Personal information
- Born: 10 January 1981 (age 45) Torquay, Devon, England

Playing information
- Height: 5 ft 11 in (1.80 m)
- Weight: 15 st 4 lb (97 kg)
- Position: Second-row, Centre
Club
| Years | Team | Pld | T | G | FG | P |
| 2004 | Newcastle Knights | 4 | 0 | 0 | 0 | 0 |
| 2005 | Leigh Centurions | 1 | 0 | 0 | 0 | 0 |
| 2005–11 | Wakefield Trinity Wildcats | 127 | 12 | 0 | 0 | 48 |
| 2011–12 | Montpellier | 14 | 2 | 0 | 0 | 8 |
| 2012 | Leigh Centurions | 13 | 2 | 0 | 0 | 8 |
|  | Total | 159 | 16 | 0 | 0 | 64 |
Representative
| Years | Team | Pld | T | G | FG | P |
| 2008 | Scotland | 4 | 0 | 0 | 0 | 0 |
- Source:
- Relatives: Andrew Henderson (brother) Ian Henderson (brother)

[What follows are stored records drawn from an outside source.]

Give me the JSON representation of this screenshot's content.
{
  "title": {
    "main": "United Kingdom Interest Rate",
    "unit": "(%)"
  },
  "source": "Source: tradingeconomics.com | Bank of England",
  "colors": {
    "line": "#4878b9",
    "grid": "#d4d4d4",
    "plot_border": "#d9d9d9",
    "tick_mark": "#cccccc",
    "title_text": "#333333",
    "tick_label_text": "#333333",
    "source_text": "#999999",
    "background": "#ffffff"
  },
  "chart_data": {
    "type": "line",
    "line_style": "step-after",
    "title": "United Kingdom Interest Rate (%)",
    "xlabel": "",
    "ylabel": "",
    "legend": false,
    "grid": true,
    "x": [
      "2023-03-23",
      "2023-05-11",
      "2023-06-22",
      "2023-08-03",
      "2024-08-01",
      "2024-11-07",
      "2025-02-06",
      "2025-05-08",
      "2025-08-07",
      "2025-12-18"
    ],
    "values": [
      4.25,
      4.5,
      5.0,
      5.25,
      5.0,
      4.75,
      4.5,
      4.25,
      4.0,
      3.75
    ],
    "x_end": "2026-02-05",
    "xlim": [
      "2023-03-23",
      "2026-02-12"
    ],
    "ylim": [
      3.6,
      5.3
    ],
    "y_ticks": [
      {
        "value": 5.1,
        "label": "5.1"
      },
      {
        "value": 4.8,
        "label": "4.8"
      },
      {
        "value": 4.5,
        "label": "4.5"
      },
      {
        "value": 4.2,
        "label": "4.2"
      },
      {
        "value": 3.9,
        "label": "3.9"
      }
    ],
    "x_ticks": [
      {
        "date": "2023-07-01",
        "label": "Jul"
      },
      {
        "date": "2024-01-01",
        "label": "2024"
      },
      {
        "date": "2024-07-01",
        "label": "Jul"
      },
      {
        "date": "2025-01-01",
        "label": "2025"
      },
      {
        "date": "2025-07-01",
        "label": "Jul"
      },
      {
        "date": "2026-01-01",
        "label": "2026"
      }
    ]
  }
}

= Kevin Henderson (rugby league) =

Former Scotland international rugby league footballer

Kevin Henderson is a former Scotland international rugby league footballer. Henderson previously played in Australia for the Newcastle Knights and in England for the Leigh Centurions and Wakefield Trinity Wildcats. Both of his brothers, Andrew (23 caps) and Ian (8 caps) have also played for Scotland.

==Background==
Henderson was born in Torquay, Devon, England.

==Playing career==
Henderson played only a handful of NRL games for the Newcastle Knights team, however played mostly in reserve grade. He also played reserve grade for the South Sydney Rabbitohs, and Central Coast Bears.
He came to England to pursue his professional career in 2005. He joined Leigh in super league before transferring mid-season to rival super league club the Wakefield Trinity Wildcats.
Henderson is one of three brothers playing rugby league, along with Ian Henderson and Andrew Henderson. Henderson played for the Montpellier Agglomération Rugby XIII in the Elite One Championship.

==Representative career==
The Hendersons are a Scottish family and all three brothers played for Scotland at international level, he won five caps for Scotland, appearing in an international against France in 2007, before appearing in the world cup qualifier against Wales. He featured in all three World Cup Finals matches held in Australia in 2008.

All three brothers featured in the Scotland squad for the 2008 Rugby League World Cup.